The below table details the sales of NEVs in the country from January 2017 until August 2022, showing a relatively consistent pattern in purchase volumes until late last year when fuel prices started rising rapidly.

Rise of NEVs in South Africa

The increase in NEV sales coincides with the uptick in offerings of this kind in the local market.

Pre-2021 there were few partially-electrified vehicles available, especially not at the lower end of the price spectrum.

However, a slew of hybrid and electric cars were introduced to the country not long after the year started, which could help explain why NEVs became much more popular towards the latter half.

In April of last year, the country’s favourite automaker put on sale the updated Prius, one of the longest-standing hybrid vehicles of all time.

The push into NEV territory became more determined when a few months later in September, Toyota unveiled the Corolla and RAV4 Hybrids, while early in 2022 a four-wheel-drive RAV4 Hybrid was also added to the line-up.

Though arguably the most impactful among the fresh-faced NEVs is the Corolla Cross, mixing the magic of the Toyota badge with that of the SUV body style at a palatable price, resulting in instant success on the sales charts since it became available.

Roughly the same time Toyota started taking hybrids seriously Honda released its Fit Hybrid, too, which has garnered several positive reviews for its semi-battery-motivated drivetrain.

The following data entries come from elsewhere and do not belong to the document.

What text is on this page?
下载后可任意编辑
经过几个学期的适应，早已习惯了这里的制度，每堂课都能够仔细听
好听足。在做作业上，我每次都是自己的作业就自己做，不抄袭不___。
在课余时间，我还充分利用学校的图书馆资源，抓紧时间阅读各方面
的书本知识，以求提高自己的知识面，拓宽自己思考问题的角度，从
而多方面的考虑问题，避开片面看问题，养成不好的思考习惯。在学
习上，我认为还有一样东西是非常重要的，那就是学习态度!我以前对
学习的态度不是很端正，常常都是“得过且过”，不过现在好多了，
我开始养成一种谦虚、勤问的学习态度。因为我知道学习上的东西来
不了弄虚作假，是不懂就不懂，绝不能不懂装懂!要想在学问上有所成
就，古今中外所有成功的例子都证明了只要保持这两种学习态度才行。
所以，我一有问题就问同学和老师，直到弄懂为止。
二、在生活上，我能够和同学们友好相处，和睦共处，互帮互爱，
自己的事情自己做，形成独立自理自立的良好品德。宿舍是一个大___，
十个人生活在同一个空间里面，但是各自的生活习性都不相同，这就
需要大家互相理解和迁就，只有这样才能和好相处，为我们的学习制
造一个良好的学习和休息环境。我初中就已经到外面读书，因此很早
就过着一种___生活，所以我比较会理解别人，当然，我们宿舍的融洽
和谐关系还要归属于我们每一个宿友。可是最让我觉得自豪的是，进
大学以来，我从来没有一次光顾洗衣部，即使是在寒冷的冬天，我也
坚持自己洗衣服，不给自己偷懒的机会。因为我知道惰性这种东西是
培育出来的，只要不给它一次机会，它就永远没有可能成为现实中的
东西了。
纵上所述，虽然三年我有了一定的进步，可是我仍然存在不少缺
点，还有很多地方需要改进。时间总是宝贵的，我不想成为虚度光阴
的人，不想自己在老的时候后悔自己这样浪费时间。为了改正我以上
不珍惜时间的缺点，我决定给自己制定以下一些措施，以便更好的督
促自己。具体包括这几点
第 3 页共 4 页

This year, we have continued to see not one, not two, but all three of the big German automakers releasing their rosters of EVs comprising Audi’s line-up of e-trons, BMW’s i-badged models, and Mercedes-Benz’s EQ range.

Moreover, Volvo, while having offered hybrids only for a long time, took it a step further by launching the first plug-in hybrid variants of the XC60 and XC90 SUVs, as well as a fully-electric XC40 that can be had with either one or two motors.

The dual-motor XC40 launched at a starting price of R1,200,000 exclusively available on the Volvo online store and it sold out in four days, while for its cheaper sibling it took less than 24 hours for all the available units to find owners at a price of R1,075,000.

Even Maserati has thrown its hat into the ring by replacing its previous diesel-powered Ghibli and Levante with new-age hybrid variants.

Haval is then the latest automaker to join the fray with its H6 HEV last month, which gets the honour of being its most-expensive vehicle on the local market selling for R669,950.

Looking to 2023 and beyond, fans of NEVs can expect the domestic debut of a fully-electric Range Rover and Range Rover Sport, as well as a hybrid Haval Jolion which has only been teased on the manufacturer’s social pages.

Suzuki, too, is bringing its own “smart hybrid” Grand Vitara to the country not far into next year, with Nissan planning to do the same with its range-extending e-Power Qashqai.

Toyota is also shipping another hybrid crossover, the Crown, to South Africa in the not-so-distant future, and Kia is looking to establish “a diverse range of powertrains” with the all-electric EV6 being all but confirmed for a local introduction.